ABSTRACT In human and rodent models of insulin resistance, the regulation of gluconeogenesis is altered such that hepatic glucose production is enhanced in the fasted state with reduced suppression in the fed state. In parallel, hepatic de novo lipogenesis is elevated in fasted state and further increased in the fed state. The inability of insulin to suppress hepatic glucose output but still to activate de novo lipogenesis has been referred to as selective insulin resistance. Numerous studies have examined the regulation of DNA binding transcription factors, transcription factor co-activators and co-repressors in the control of liver lipogenic gene expression. Despite the intensive investigation of these trans-factors that control lipogenic gene expression, none of these proteins directly interacts with DNA-dependent RNA polymerase II and it has generally been believed that all of the regulation occurs at the level of the trans-factors. One critical complex termed the Mediator connects multiple trans-factors to the DNA-dependent RNA polymerase II. In mammalians, Mediator is composed of at least 30 individual subunits that are assembled from four sub-complexes, head, middle, tail and kinase sub-modules. In yeast, it was originally suggested that the Mediator is a constitutive component of the expression machinery. However, in drosophila larvae, hepatocyte cultured cells, and liver in vivo we recently demonstrated that the CDK8/CycC complex a component of the kinase sub-module (CDK8/CycC, Med12 and Med13) undergoes dynamic regulation by insulin and nutritional states. Based upon these previous and our new preliminary data that mTORC1 regulates the protein levels of Mediator kinase submodule (CDK8/CycC, MED12 and MED13), we hypothesize that the Mediator complex undergoes structural reorganization from a lipogenic transcriptional repressing state (so called large Mediator complex) in the fasted state to a lipogenic transcriptional activating state (so called small Mediator complex) in the fed state. The dysregulation of the Mediator complex in states of insulin resistance accounts, at least in part, for the elevation of lipogenic gene expression in the fasted state. In this proposal we will determine the physiologic and patho- physiologic alterations of the Mediator complex, the nutritional signals and their dysregulation resulting in the Mediator complex re-organization, and the consequences of these changes on lipogenic gene expression.
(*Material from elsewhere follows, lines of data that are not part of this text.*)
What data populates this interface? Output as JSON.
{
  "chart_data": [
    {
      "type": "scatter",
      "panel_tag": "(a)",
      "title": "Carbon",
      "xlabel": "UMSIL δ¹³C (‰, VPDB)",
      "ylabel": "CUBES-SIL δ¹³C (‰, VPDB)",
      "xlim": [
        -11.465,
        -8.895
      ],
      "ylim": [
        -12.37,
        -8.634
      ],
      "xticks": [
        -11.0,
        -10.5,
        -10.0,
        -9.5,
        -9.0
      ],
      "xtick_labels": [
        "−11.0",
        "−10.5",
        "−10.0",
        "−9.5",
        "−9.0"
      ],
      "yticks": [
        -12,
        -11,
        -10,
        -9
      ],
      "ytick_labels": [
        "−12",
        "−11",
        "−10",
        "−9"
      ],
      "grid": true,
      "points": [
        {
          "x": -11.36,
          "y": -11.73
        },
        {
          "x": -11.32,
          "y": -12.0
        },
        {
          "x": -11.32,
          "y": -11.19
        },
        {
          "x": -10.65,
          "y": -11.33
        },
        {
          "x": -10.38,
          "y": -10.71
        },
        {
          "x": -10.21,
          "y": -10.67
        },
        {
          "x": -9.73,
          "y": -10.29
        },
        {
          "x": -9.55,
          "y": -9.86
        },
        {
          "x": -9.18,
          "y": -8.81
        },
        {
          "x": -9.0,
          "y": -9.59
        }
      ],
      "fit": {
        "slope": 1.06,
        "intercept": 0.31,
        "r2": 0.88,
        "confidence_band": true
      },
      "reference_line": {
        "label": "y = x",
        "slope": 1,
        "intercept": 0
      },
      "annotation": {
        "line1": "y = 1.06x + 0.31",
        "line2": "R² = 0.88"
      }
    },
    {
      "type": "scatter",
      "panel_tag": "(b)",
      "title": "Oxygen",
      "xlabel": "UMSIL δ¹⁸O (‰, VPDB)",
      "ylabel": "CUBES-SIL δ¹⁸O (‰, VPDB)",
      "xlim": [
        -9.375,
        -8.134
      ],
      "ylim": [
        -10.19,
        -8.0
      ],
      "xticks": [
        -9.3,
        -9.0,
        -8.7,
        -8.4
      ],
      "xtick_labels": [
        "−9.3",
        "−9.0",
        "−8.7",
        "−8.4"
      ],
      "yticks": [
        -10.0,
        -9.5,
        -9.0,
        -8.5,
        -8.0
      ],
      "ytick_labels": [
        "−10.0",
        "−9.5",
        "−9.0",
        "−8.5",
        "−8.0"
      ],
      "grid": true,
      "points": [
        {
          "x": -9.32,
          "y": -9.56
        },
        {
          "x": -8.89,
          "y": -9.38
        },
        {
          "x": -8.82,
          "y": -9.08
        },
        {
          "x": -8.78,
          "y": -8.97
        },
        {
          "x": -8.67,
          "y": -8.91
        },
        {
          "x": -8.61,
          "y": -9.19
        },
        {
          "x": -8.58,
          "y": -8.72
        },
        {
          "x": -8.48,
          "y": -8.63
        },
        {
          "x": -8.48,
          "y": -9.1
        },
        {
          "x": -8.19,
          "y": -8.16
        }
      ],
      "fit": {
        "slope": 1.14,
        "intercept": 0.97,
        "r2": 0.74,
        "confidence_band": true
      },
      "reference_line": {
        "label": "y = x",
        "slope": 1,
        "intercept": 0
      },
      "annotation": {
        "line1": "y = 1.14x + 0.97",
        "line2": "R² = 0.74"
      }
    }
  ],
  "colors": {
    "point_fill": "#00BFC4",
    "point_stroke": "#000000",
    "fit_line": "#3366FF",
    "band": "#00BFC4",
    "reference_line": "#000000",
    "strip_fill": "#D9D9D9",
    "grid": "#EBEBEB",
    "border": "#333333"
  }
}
摘要 在人类和啮齿类动物胰岛素抵抗模型中，肝葡萄糖生成的调节发生改变，使得空腹状态下的肝葡萄糖生成增强，进食状态下的抑制减少。同时，肝脏新生脂肪生成在禁食状态下升高，并在进食状态下进一步增加。胰岛素不能抑制肝葡萄糖输出但仍激活从头脂肪生成被称为选择性胰岛素抵抗。许多研究已经检测了DNA结合转录因子、转录因子共激活子和共抑制子在控制肝脏脂肪生成基因表达中的调节。尽管对这些反式因子进行了深入的研究， 这些蛋白质都不直接与DNA依赖性RNA聚合酶II相互作用，一般认为所有的调节都发生在反式因子水平。一种称为介体的关键复合物将多个反式因子连接到DNA依赖性RNA聚合酶II。在大肠杆菌中，介体由至少30个单独的亚基组成，这些亚基由四个亚复合物（头部、中部、尾部和激酶子模块）组装而成。在酵母中，最初认为介体是表达机制的组成成分。然而，在果蝇幼虫、肝细胞培养细胞和体内肝脏中，我们最近证明， CDK8/CycC复合物是激酶亚模块（CDK8/CycC、Med12和Med13）的组分，其经历胰岛素和营养状态的动态调节。基于mTORC 1调节介体激酶亚模块（CDK8/CycC、MED12和MED13）蛋白水平的这些先前和我们新的初步数据，我们假设介体复合物经历了从禁食状态下的脂肪生成转录抑制状态（所谓的大介体复合物）到进食状态下的脂肪生成转录激活状态（所谓的小介体复合物）的结构重组。胰岛素抵抗状态下的介体复合物的失调至少部分地解释了禁食状态下脂肪生成基因表达的升高。在本建议中，我们将确定生理和病理- 介体复合物的生理改变、营养信号及其失调导致介体复合物重组，以及这些变化对脂肪生成基因表达的后果。